Gray Lady breakfasted at eight, but she knew very well that most of the folk of the Hill Country had their first meal at six, except perhaps in the dead of winter, so that a bit of luncheon between that time and noon was what Goldilocks called “a comfy necessity.”

“Now tell me what birds you saw this morning, and what they were doing,” said Gray Lady, as soon as the children had settled down. “Sarah Barnes, you may begin.”

“We didn’t see anything new, that is nothing much; but, oh, such a lot of common birds in flocks, Crows and Blue Jays and Blackbirds; why, there were enough Blackbirds to make it dark for a minute when they picked up and flew over the tumble-down old house over there in the corner. Of course, those birds aren’t very interesting, ’cause we all know about them, and I guess even Zella, who hasn’t lived here long, can tell a Crow or a Jay and Blackbird when she sees one.”

“Yes, ma’am, Lady, I know him Crow,” cried Zella, in delight at having some information to impart, “for my papa he plant corn seed in the lot. Crows they come push it out vit de nose and eat him. Then my papa and my brudder shoot bang! bang! but they not get him, ’cause him too wise. My Grossmutter say von time Crows was people, bad thief people, and they was made in birds to shame dem, but dey made bad thief birds, too, and dey kept wise like dey was people yet, so dey is hard catching. Den papa he made of ole clothes a man, and sat him the fence on, and the Crows dey comes on trees near away, and dey looks so at the mans and dey laughs together, but dey not come no more very near yet.”
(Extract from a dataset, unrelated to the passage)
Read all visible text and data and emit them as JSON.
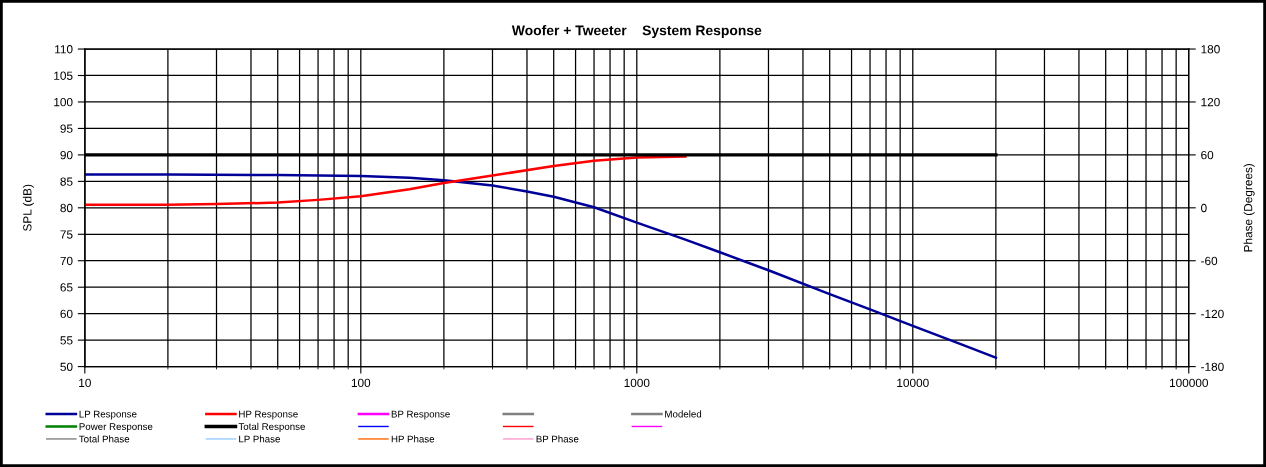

“Yes; I see that Zella knows and sees the Crow as almost every one who owns a bit of land sees and knows him, but there are sides to these birds that are so common hereabouts that perhaps you do not know, for I did not at your age, and it is only of late years that the wise men have been trying to find good points in some birds that have been always called bad. What they have discovered goes to prove what an unfortunate thing it is for any one, bird or person, to get a bad name.”

“My Grandma says a bad name sticks just like fly-paper,” said Ruth Barnes, eagerly, “ ’cause even if you can peel it off you, it always somehow feels as if it was there.”

At this every one laughed, because almost every child at one time or another had been through some sort of an experience with sticky fly-paper, and little Bobbie chuckled so long that Gray Lady asked him what he knew about fly-paper, and thus drew forth the explanation that his father had sat on a sheet of fly-paper in the dark best parlor one Sunday morning when he was waiting for the family to get ready to drive to church, and nobody noticed until he, being a deacon, got up to pass the plate!

“What were the Crows and Jays and Blackbirds in the orchard doing, Tommy; did you notice?” asked Gray Lady, as she arranged some papers between the leaves of her scrap-book.

The Jays were hanging around your lunch-counter in the old apple tree, that is, most of them; some seemed to be bringing acorns or some sort of big seeds from the river-woods way, and taking them into the attic of the old Swallow Chimney house. I never saw so many Jays at once; I counted sixteen of them,” said Tommy.

“The Crows and Grackles were walking on the ground, some in the grass meadow, and some in the open ploughed field, and they were all searching about as if they had lost something, and they kept picking and eating all the time.”